Embora não seja um especialista na matéria, entendo o sumo da discussão metodológica. A saber: enquanto o BCE conduziu uma avaliação abrangente de um conjunto de bancos europeus (analisando detalhadamente os seus balanços, cruzando informações recolhidas por equipas dedicadas de inspetores e pelos reguladores nacionais e submetendo os dados assim obtidos a exigentes simulações econométricas), os stress tests alternativos dos académicos liderados por Viral Acharya centram-se em trabalhos longamente maturados e assentes numa medida do equity de um banco a partir da sua capitalização de mercado (e não no book value contabilístico) e numa análise integral dos balanços bancários (e, portanto, dissociada de considerações específicas quanto ao risco dos diferentes itens). E explicam tais opções com base em três fundamentos: (i) “os mercados disseram-nos que os MBS subprimes se tinham tornado pobres em qualidade e liquidez, enquanto os book values e os pesos dos riscos regulatórios não”; (ii) “os valores de mercado são também mais difíceis de ser manipulados pela gestão através da subvalorização de perdas e provisões”; (iii) “as crises bancárias são causadas pela esterilização do crédito por parte dos financeiros” e “os financeiros não estão interessados no book value ou no capital regulatório per se, mas sim se a empresa, precisando, pode levantar capital para lhes pagar”, “o que é melhor capturado pelo valor de mercado”.
Em síntese, os defensores dos stress tests alternativos apresentam-nos como correspondendo a um esforço no sentido de conceber testes à segurança dos bancos que possam ser corridos a todo o tempo de modo simples e transparente e não em função de impulsos dos reguladores. Ao que os seus críticos retorquem: “Confiando numa medida que tenta evitar o complicado trabalho – escrupulosamente desenvolvido pelo BCE – de avaliar a qualidade dos ativos bancários e utilizando em vez disso dados públicos como ativos contabilísticos (usando um ajustamento muito grosseiro para harmonizar diferenças de normas contabilísticas) e exprimindo-os em proporção da capitalização de mercado e da volatilidade do preço do capital, a metodologia dos stress tests alternativos da NYU produz uma métrica muito insensível ao risco e primariamente determinada pela dimensão de ativos contabilísticos e pela volatilidade das cotações das ações”.

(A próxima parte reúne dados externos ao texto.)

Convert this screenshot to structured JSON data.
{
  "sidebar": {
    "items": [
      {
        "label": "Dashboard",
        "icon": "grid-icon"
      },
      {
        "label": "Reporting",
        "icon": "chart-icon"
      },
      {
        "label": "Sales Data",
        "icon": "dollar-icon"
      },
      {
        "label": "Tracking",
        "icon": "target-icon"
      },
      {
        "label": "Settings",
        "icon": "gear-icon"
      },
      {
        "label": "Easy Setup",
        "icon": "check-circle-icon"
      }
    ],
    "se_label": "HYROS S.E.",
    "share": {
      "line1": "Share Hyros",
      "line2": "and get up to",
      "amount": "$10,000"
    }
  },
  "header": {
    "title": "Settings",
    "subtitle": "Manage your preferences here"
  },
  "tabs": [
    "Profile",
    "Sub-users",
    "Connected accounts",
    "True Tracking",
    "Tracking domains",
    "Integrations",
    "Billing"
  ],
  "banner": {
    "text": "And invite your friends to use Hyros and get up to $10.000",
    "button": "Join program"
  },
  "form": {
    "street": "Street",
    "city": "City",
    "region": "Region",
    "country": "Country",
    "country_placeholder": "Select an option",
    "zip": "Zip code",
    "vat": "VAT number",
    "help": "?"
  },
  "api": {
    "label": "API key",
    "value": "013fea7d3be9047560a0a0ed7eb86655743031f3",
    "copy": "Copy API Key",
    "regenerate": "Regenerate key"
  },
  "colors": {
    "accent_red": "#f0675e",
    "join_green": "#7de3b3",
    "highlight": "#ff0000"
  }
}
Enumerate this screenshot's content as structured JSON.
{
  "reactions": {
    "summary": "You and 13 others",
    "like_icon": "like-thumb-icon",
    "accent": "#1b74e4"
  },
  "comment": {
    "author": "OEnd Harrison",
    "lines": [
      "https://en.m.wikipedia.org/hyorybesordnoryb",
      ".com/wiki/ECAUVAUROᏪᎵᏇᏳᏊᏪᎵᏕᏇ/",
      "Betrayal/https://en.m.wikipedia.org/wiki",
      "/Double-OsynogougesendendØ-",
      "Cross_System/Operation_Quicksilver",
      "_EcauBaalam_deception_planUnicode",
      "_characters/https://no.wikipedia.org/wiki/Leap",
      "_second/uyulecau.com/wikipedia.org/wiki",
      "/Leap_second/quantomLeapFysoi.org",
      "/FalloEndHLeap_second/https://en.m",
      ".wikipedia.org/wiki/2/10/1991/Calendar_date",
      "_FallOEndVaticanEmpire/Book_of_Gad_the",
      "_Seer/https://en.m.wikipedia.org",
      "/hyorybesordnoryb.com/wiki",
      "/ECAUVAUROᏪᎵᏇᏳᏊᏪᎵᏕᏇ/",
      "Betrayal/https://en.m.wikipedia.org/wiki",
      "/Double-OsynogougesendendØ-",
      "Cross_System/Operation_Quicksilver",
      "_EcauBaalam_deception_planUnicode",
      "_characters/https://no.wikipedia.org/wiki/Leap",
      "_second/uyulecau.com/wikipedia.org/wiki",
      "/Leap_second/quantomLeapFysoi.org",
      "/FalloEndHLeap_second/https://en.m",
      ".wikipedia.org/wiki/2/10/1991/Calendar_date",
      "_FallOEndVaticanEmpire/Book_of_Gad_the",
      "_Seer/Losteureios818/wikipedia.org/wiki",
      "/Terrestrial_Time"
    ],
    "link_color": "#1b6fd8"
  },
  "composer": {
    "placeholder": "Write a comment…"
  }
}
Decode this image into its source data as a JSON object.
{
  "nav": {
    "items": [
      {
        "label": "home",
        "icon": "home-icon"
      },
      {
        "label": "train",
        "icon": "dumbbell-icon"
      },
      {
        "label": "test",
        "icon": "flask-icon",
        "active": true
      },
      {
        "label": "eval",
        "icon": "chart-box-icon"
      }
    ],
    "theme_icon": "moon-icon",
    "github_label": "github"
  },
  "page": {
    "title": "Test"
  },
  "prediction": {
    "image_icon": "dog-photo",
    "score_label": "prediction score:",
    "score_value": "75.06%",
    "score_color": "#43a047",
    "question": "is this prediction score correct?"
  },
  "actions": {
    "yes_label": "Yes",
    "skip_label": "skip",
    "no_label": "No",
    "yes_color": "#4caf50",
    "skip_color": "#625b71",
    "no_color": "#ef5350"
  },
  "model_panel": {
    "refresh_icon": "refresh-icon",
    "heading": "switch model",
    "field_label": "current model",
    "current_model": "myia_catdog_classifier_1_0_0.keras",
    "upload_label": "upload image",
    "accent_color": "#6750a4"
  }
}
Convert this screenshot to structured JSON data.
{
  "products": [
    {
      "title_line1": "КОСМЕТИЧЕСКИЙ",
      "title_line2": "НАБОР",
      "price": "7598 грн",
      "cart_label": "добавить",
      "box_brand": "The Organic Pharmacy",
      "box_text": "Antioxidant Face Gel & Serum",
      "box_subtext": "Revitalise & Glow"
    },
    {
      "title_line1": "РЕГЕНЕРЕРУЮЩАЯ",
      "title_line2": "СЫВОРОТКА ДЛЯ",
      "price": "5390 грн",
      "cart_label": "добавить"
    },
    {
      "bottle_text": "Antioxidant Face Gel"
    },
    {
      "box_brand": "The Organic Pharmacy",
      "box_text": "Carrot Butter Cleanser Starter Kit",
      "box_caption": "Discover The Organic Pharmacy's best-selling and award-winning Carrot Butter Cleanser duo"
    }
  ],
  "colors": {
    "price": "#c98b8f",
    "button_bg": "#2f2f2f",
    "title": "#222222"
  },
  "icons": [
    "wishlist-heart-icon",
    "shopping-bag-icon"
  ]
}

Mas vamos finalmente ao substantivo, o enigma que uns e outros reconhecem nos respetivos resultados (ver o quadro que abre este post). O caso mais gritante é o da França, já que a “excelente” performance dos bancos franceses nos testes do BCE contrasta com a qualificação do sistema financeiro francês como o mais frágil da Europa à luz dos testes alternativos – uma bagatela que vai de uma escassez de capital perante uma crise de zero (BCE) a 189 mil milhões de euros (NYU) em termos de estrita comparação de amostra, mas chegando esta a 400 mil milhões para o conjunto do sistema. Situação idêntica para os bancos alemães (de zero a mais de 102 mil milhões de euros em potencial falta). Sendo ainda que, enquanto a estimativa da subcapitalização na Zona Euro não chega a 20 mil milhões de euros nos testes do BCE, a mesma ascende a mais de 450 mil milhões nos da NYU. Quoi, donc?